Le voyant rêveur, Gilles osa ajouter, tout bas :
— Je sais que je n’en ai pas le droit… que ce serait mal commencer la vie nouvelle que je veux… mais j’aimerais tant garder ce cheval. Je l’aime déjà…
L’Abbé le foudroya d’un regard indigné :
— Où as-tu pris qu’une faute aussi grave méritait récompense ? Sais-tu seulement que tu mérites les galères ? Il y a, au bagne de Brest, des garçons de ton âge qui en ont fait beaucoup moins.
— Je sais. Souhaitez-vous donc que je me livre au lieutenant de la sénéchaussée ?
— Je ne souhaite rien du tout… que souper et dormir. Réfléchir aussi. Rentrons maintenant. Demain, je te dirai ce que j’ai décidé.
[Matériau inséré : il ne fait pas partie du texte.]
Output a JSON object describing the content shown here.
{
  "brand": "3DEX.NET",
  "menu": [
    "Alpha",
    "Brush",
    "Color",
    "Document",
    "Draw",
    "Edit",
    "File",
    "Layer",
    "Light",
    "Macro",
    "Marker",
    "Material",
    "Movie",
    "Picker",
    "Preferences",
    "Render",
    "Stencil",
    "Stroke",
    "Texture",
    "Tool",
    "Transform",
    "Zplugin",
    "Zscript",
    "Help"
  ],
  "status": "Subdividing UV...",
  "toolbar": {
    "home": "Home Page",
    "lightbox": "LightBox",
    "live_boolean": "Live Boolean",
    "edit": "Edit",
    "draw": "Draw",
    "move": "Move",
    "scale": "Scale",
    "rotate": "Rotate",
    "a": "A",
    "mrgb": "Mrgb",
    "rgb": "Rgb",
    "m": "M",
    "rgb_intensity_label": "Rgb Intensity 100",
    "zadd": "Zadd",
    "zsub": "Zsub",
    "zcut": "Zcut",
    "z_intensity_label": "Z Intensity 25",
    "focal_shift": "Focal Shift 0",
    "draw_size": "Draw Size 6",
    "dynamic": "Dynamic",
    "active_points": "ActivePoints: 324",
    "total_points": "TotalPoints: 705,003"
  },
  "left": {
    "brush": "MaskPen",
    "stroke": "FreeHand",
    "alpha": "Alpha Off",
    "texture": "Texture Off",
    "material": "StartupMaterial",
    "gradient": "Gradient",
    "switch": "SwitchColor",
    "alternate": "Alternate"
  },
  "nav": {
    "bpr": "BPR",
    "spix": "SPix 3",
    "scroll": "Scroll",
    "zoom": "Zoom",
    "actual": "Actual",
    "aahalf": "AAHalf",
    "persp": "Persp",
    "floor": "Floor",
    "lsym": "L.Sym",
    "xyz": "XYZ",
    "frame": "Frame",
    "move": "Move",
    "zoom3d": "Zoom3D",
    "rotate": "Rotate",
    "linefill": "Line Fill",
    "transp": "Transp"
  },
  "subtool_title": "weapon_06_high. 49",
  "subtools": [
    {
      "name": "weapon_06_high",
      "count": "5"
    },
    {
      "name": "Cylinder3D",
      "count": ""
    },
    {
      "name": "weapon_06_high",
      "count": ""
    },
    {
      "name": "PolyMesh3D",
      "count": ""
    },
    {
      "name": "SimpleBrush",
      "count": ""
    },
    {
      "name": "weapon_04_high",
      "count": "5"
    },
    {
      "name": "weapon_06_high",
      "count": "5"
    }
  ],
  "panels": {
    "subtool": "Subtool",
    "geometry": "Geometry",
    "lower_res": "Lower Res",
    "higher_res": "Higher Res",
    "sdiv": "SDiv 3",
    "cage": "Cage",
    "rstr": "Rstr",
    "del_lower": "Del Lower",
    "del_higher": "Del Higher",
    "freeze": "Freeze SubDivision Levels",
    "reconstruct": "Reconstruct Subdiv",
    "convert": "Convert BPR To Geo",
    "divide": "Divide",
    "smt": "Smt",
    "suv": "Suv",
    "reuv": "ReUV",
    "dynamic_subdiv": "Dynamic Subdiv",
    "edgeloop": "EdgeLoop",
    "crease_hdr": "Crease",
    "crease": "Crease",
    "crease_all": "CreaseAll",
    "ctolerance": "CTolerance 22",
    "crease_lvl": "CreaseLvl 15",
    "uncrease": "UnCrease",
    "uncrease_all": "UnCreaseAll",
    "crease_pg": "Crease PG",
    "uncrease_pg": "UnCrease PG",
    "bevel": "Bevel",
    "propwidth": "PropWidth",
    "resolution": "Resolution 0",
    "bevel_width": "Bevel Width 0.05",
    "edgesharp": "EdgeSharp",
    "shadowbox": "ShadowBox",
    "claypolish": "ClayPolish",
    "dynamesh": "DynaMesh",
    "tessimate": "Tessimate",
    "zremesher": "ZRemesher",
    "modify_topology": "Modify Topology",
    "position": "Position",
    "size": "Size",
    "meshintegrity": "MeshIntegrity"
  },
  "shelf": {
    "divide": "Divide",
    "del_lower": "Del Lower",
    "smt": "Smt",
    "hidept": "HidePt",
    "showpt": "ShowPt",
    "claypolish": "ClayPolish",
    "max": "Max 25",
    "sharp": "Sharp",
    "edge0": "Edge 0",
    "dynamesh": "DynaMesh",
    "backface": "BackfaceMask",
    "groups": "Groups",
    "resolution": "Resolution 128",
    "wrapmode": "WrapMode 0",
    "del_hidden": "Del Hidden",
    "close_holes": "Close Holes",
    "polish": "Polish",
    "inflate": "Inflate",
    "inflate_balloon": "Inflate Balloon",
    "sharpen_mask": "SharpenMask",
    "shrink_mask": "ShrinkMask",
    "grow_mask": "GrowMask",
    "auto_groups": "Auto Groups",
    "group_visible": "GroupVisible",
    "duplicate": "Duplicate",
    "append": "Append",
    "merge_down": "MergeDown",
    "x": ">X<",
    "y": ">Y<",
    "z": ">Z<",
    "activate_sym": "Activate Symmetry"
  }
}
Mais il était écrit que ce soir-là, ni l’Abbé ni Gilles n’auraient le droit de s’asseoir à une heure décente devant la table du souper car en pénétrant dans le couloir de la maison, ils y trouvèrent Katell visiblement émue. Elle était en compagnie d’une vieille paysanne au visage gris qui pleurait, les yeux grands ouverts, à la manière d’un mascaron de fontaine, sans même songer à essuyer les larmes qui ruisselaient sur sa mante noire.
Katell vola littéralement vers son maître dès qu’elle l’aperçut.